An experienced and educated trimmer knows how to read the horse's sole. The sole is the window to the hoof. Barefoot hoof trimmers who trim to the true wild horse model, understand how to read the live sole and the healing angle of the hoof.  This is how soundness is achieved in each horse.  A natural barefoot trim is an important part of optimal health. A natural diet can be the distinguishing factor between a completely sound horse and a mildly laminitic one.

Inside look at a perfect barefoot hoof. Notice the thickness of the sole and the well developed digital cushion

Effects of Peripheral Loading 

Metal shoes may have had their place when horses historically were used as a means of transportation and in battle. Horses that were housed in cramped barns with unsanitary footing conditions, and only access to questionable nutrition had hooves that would become weak. The metal shoe was designed to hold the hoof together and provided a band-aid for the unavoidable problem of the working horse living an unnatural lifestyle. Shoes may have even had their place in addressing hoof pathologies in the beginning of podiatry for the well-being of the animal.

 

Today that band-aid is unnecessary, and considered outdated technology. There has been extensive research in the last decade, confirming the aspects and causes of hoof pathology.  Balanced hooves with good nutrition and healthy lifestyle have no need for metal shoes. Horses do not need a prosthetic; they need a stronger hoof. Comprehensive studies have proven that metal shoes negatively effect the hoof and entire body. There are many cutting edge, healthier options for hoof care when going barefoot is not an option. Metal shoes of today are a modern convenience based out of a medieval time. 

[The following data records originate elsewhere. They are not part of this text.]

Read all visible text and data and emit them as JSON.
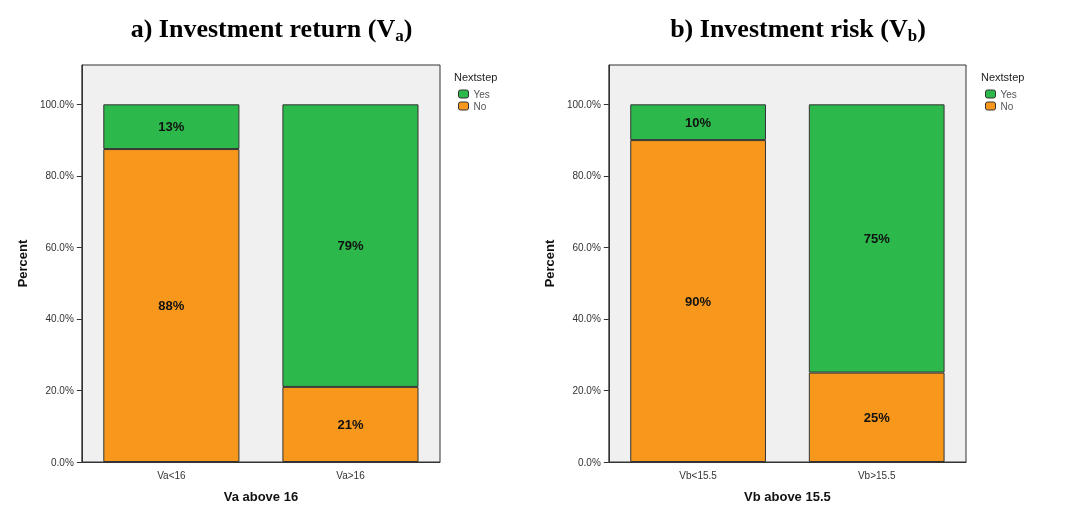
{
  "chart_data": [
    {
      "type": "bar",
      "title": "a) Investment return (V$_{a}$)",
      "xlabel": "Va above 16",
      "ylabel": "Percent",
      "legend_title": "Nextstep",
      "categories": [
        "Va<16",
        "Va>16"
      ],
      "stacked": true,
      "legend": "top right",
      "grid": false,
      "ylim": [
        0,
        111
      ],
      "yticks": [
        {
          "value": 0,
          "label": "0.0%"
        },
        {
          "value": 20,
          "label": "20.0%"
        },
        {
          "value": 40,
          "label": "40.0%"
        },
        {
          "value": 60,
          "label": "60.0%"
        },
        {
          "value": 80,
          "label": "80.0%"
        },
        {
          "value": 100,
          "label": "100.0%"
        }
      ],
      "series": [
        {
          "name": "No",
          "color": "#f7981d",
          "values": [
            87.5,
            21
          ],
          "value_labels": [
            "88%",
            "21%"
          ]
        },
        {
          "name": "Yes",
          "color": "#2db84b",
          "values": [
            12.5,
            79
          ],
          "value_labels": [
            "13%",
            "79%"
          ]
        }
      ]
    },
    {
      "type": "bar",
      "title": "b) Investment risk (V$_{b}$)",
      "xlabel": "Vb above 15.5",
      "ylabel": "Percent",
      "legend_title": "Nextstep",
      "categories": [
        "Vb<15.5",
        "Vb>15.5"
      ],
      "stacked": true,
      "legend": "top right",
      "grid": false,
      "ylim": [
        0,
        111
      ],
      "yticks": [
        {
          "value": 0,
          "label": "0.0%"
        },
        {
          "value": 20,
          "label": "20.0%"
        },
        {
          "value": 40,
          "label": "40.0%"
        },
        {
          "value": 60,
          "label": "60.0%"
        },
        {
          "value": 80,
          "label": "80.0%"
        },
        {
          "value": 100,
          "label": "100.0%"
        }
      ],
      "series": [
        {
          "name": "No",
          "color": "#f7981d",
          "values": [
            90,
            25
          ],
          "value_labels": [
            "90%",
            "25%"
          ]
        },
        {
          "name": "Yes",
          "color": "#2db84b",
          "values": [
            10,
            75
          ],
          "value_labels": [
            "10%",
            "75%"
          ]
        }
      ]
    }
  ]
}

Some Effects of Metal Shoes :

Infection: Nail holes provide breeding grounds for bacteria and fungus to invade the hoof horn. Frogs that are lifted off the ground become contracted and infected.

Reduced shock absorption: The entire body is effected by excessive concussion when horses move over hard ground. Soft tissue and bone is damaged over time

Camouflage: Metal shoes only mask low levels of inflammation and weakness in the hoof, they do not solve the problem. 

Weakness: The soft tissue of the internal structures become weak from inadequate contact with the ground. This results with contracted heels.

Stunted hoof growth:  Shod hooves do not  get the opportunity to wear naturally; this natural wear stimulates more growth.

Increase in tripping:  Reduced proprioseption: The entire underside of the hoof is covered in sensory receptors.  they are hindered by a metal shoe lifting the sole off the ground.

Osteoporosis of the Coffin Bone (P3) :  Long term use of shoes can cause bony changes to the coffin bone from excessive concussion and lack of circulation. 

Unnatural loading of the wall: The entire underside of the hoof has evolved to bear the weight of the horse. Peripheral loading caused by shoes damages the laminae and connective tissues.

Injuries:  Slipping on slick surfaces where barefoot hooves have natural tread , or strains caused by excessive grip from quarks in an inappropriate environment. Puncture wounds from loose shoes and nails, damage to the hoof wall by shoes tearing away from the foot accidentally. Injuries are also caused to other horses who are kicked by horses wearing shoes. 

Front Right Hoof is shod

Blood Circulation Restriction: The hoof is a flexible organ. As the hoof weight bears and expands, blood fills thousands of capillaries, then when the hoof leaves the ground it contracts, pushing blood back up the limb - like a second heart.  Metal shoes inhibit the foot from flexing in this way.